Neuf mois dans un commissariat de quartier sensible
J’ai passé neuf mois au sein de la police nationale, dans une circonscription, Juvisy-sur-Orge, considérée comme « chaude » car incluant de nombreuses cités comme la Grande Borne et Grigny II, qui font souvent parler d’elles. Je ne sais pas si cela me qualifie pour parler de l’exclusion en général, mais j’ai bien l’impression d’en avoir rencontré certaines formes.
Ce n’était pas une première rencontre, j’avais déjà eu l’occasion d’aller dans des cités, pour voir des amis par exemple. Mais un bref passage ne peut se comparer à un long séjour, particulièrement si ce séjour a lieu dans la police. Il m’a apporté un concentré des phénomènes les plus sombres de la vie de cette banlieue : délinquance, violence, agressivité.
J’ai rencontré un premier aspect de l’exclusion que j’appellerai l’exclusion légale. Mon travail au commissariat me mettait au contact d’une population qui, dès son plus jeune âge, avait été mise à l’écart du rang des « honnêtes citoyens ». Je peux encore citer de mémoire les noms d’une demi-douzaine de jeunes de douze à quinze ans qui avaient, chacun à leur actif, plus de dix procédures pénales enregistrées, pour des motifs aussi divers que le vol de scooters, le racket, le vol à l’étalage, des violences volontaires…
Je ne suis pas resté assez longtemps pour le voir, mais mes collègues me disaient que cette même population fournirait plus tard « les caïds » de la cité, ceux pour qui passer la moitié de leur vie en prison était considéré comme normal, comme il est normal de dormir.
La cité de la Grande Borne a été relativement calme pendant la plus grande partie de mon séjour, parce qu’une partie de ses « caïds » était en prison à la suite d’un règlement de compte avec une cité voisine, qui s’était terminé par un meurtre. Au commissariat, comme parmi les « victimes », l’opinion généralement admise était qu’une quarantaine de durs à cuire suffisait pour mener les autres et rendre la Grande Borne invivable. Le poste de police avait été attaqué au cocktail Molotov deux mois avant mon arrivée…
Si je parle d’exclusion légale, c’est parce que j’ai rencontré une population pour qui le terme de « loi » est très précisément synonyme de « problème », et sans aucun rapport avec les idées de « sécurité » et de « liberté ». Une telle mise à l’écart, qui s’alimente d’elle-même, m’apparaît d’une immense gravité, menaçante pour notre société.

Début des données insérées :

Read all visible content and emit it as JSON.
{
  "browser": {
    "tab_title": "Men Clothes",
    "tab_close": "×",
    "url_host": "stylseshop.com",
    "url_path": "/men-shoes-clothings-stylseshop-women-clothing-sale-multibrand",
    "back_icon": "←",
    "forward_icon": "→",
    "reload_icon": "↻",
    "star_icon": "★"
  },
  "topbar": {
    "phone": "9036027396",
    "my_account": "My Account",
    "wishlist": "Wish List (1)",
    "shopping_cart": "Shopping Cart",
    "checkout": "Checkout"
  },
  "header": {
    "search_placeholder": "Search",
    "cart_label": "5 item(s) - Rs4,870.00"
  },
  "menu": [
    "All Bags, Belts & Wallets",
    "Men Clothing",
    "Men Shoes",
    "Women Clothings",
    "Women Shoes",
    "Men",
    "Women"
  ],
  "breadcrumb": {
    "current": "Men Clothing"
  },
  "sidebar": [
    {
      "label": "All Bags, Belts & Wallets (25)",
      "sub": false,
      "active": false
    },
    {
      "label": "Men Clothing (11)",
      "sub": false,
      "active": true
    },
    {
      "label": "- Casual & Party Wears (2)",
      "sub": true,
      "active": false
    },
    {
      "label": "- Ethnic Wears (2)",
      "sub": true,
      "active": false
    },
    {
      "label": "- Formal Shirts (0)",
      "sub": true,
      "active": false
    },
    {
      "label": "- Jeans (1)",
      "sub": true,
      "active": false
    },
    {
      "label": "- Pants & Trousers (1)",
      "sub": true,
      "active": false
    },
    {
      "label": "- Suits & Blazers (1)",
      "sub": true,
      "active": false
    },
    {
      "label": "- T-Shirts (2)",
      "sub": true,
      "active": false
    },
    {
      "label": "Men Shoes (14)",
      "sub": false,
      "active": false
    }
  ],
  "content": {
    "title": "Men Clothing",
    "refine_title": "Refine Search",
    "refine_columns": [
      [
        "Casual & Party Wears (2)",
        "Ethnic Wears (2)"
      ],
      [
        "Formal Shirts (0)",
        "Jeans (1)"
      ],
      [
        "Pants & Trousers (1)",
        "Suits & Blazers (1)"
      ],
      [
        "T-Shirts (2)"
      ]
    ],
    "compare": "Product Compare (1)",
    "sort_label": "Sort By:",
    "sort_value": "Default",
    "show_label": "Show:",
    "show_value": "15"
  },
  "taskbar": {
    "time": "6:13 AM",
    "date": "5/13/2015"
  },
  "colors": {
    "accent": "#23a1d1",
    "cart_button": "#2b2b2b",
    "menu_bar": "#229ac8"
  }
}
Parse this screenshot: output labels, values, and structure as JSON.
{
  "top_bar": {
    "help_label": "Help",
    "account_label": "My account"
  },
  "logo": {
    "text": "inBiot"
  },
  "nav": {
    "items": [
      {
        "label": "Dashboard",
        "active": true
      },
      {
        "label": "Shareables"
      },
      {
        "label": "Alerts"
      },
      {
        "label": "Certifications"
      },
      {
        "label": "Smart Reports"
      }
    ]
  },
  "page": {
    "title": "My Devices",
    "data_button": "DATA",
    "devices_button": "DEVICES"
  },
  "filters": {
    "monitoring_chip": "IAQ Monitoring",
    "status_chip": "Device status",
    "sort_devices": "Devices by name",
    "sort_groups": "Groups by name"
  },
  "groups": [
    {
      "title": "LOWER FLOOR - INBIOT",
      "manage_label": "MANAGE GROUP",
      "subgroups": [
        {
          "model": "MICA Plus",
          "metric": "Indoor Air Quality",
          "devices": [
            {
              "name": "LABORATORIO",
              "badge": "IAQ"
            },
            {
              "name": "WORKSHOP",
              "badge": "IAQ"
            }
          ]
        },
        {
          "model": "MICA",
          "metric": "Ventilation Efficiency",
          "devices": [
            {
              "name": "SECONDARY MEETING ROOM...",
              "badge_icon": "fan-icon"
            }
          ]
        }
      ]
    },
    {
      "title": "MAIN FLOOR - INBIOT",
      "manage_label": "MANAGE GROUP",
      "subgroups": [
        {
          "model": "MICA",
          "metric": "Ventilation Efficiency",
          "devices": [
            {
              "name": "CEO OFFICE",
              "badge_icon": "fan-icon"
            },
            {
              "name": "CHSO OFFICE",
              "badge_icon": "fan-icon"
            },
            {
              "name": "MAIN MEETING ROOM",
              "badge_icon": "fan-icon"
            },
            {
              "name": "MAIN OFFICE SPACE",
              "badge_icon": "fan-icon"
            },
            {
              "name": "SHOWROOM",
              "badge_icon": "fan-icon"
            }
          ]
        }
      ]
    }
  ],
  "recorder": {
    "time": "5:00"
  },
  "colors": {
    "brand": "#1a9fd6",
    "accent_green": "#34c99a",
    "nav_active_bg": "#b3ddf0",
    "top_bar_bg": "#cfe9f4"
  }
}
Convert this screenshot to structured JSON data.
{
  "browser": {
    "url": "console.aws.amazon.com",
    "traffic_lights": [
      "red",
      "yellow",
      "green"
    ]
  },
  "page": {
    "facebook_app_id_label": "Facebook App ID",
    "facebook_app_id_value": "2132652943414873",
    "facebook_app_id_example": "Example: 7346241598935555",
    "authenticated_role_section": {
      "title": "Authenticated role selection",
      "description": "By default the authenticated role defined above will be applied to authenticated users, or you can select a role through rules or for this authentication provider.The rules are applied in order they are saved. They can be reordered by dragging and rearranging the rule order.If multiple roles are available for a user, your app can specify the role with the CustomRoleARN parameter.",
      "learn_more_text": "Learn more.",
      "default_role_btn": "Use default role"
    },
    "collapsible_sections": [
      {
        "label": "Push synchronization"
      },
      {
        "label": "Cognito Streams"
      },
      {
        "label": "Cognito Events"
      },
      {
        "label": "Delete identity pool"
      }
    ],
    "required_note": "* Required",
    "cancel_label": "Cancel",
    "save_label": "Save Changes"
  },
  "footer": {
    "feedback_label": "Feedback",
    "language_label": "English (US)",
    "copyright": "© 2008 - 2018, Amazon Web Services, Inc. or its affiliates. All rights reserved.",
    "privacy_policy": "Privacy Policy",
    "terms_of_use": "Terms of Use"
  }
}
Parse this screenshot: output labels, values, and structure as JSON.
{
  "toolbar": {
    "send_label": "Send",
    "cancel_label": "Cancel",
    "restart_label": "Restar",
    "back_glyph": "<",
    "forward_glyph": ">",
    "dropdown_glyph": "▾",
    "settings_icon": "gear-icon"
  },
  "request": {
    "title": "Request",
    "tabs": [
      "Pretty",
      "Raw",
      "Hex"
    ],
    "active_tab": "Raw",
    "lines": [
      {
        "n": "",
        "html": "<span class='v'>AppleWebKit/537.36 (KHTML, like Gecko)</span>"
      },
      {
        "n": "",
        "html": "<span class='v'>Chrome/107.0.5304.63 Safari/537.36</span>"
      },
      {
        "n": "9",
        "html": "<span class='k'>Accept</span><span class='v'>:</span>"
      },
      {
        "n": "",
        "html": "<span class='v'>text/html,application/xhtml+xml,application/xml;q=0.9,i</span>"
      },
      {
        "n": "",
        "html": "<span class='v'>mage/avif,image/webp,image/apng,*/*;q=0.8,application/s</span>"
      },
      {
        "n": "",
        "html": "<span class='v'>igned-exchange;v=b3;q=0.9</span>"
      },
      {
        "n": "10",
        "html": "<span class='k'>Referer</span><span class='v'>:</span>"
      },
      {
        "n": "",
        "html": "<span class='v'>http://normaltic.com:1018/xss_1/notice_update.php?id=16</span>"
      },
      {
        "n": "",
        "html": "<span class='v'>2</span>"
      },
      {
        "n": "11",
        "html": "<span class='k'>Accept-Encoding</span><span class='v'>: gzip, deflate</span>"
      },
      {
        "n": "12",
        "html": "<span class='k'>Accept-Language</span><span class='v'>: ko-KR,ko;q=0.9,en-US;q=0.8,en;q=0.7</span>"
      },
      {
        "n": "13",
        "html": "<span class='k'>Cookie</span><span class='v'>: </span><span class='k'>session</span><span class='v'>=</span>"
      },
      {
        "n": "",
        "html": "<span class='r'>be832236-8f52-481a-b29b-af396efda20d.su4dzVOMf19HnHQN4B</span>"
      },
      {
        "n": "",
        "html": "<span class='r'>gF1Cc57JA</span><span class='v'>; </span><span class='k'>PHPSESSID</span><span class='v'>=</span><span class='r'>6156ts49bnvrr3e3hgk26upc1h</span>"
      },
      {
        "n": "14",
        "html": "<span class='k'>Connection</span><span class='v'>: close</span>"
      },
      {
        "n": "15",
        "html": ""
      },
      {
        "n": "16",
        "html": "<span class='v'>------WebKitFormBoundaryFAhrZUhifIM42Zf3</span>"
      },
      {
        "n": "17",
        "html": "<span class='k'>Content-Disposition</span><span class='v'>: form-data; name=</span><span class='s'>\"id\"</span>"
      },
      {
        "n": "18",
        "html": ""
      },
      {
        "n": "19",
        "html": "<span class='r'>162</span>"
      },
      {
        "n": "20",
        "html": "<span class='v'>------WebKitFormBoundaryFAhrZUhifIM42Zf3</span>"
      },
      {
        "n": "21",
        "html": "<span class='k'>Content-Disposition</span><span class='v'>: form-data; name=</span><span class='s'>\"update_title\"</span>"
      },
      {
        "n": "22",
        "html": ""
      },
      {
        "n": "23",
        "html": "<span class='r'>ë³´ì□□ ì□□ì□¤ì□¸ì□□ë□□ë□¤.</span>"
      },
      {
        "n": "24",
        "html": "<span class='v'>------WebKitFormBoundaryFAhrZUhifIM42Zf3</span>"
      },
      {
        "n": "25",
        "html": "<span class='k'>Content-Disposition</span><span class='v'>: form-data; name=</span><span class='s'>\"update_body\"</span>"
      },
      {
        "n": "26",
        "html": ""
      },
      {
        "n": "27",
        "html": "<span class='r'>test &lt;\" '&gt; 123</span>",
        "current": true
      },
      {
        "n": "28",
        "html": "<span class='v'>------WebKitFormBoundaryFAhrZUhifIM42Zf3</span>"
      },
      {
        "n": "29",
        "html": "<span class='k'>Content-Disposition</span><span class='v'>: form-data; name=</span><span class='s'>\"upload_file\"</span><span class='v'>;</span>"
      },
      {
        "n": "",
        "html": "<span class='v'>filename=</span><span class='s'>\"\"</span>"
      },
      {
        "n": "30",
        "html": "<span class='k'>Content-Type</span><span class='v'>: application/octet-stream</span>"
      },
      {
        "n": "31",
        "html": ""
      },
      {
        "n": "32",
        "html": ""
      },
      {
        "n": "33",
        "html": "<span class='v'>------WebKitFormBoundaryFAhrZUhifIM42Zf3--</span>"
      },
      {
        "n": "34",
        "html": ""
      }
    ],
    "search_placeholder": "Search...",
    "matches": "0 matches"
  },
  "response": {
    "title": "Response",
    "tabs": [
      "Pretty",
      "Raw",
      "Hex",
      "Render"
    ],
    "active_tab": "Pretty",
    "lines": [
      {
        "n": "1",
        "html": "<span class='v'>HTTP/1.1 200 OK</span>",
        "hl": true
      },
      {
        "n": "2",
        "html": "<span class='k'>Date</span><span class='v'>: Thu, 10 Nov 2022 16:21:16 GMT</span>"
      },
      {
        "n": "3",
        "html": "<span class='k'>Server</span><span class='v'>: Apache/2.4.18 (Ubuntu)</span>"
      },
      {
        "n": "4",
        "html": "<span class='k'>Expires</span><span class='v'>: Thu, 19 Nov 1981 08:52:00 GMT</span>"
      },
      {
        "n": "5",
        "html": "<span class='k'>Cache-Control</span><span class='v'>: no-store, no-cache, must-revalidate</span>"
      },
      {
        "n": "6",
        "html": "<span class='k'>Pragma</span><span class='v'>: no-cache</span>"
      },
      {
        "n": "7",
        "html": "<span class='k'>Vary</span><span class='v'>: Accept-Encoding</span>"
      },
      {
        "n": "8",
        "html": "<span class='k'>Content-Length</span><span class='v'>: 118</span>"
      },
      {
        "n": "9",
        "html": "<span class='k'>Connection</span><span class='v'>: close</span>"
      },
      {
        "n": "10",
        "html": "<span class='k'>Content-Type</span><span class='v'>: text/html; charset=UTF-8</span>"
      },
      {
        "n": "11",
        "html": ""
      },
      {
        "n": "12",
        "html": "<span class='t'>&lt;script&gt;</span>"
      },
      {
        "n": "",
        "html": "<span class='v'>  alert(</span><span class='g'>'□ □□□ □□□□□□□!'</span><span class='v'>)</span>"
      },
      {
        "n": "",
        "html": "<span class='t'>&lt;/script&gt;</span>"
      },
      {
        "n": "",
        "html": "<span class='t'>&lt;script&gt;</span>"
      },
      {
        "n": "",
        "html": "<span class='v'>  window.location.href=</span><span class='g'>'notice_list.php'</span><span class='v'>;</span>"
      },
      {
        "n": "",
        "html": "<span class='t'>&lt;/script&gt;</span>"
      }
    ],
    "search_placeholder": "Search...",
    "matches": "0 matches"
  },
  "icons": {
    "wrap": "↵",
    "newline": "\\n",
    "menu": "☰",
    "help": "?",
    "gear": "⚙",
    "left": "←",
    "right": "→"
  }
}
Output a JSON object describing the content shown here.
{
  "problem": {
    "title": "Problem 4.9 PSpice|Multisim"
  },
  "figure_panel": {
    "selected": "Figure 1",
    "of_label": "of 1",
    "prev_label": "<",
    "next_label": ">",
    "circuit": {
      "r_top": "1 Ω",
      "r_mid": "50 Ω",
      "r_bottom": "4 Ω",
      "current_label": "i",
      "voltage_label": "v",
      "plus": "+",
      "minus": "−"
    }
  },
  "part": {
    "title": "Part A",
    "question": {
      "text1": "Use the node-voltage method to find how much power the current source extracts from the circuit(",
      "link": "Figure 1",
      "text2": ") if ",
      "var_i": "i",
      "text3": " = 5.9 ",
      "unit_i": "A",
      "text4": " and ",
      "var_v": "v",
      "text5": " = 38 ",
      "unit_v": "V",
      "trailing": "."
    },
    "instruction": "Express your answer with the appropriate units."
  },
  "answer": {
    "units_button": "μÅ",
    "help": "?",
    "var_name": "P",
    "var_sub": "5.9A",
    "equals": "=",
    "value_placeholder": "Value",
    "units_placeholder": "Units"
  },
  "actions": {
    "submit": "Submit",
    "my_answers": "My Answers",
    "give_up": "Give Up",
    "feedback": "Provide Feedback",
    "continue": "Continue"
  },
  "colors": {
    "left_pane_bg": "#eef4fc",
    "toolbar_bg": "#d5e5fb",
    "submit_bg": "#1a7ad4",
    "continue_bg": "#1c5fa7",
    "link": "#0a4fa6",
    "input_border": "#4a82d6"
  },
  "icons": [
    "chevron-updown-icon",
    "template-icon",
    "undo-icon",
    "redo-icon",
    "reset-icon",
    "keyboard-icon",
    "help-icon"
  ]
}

J’ai rencontré aussi un deuxième aspect, plus subtil et peut-être aussi plus profond. Il s’agit du confinement à l’intérieur de la cité : certains jeunes m’ont donné l’impression que, pour eux, l’horizon s’arrêtait aux limites de la cité et qu’ils avaient à peine conscience de l’au-delà de ces limites. J’ai été sensible à cette exclusion-là qui m’apparaît signifier la constitution de ghettos, des ghettos sociaux et non ethniques, qui enferment les individus dans un système de relations dont ils ne savent plus sortir.
Cette exclusion géographique n’est pas une alternative à l’exclusion sociale, elle en est simplement une autre face. Il y a aussi le chômage, l’illettrisme, la drogue, l’alcoolisme… J’ai rencontré tout cela durant ce séjour à la Police nationale, au commissariat de Juvisy.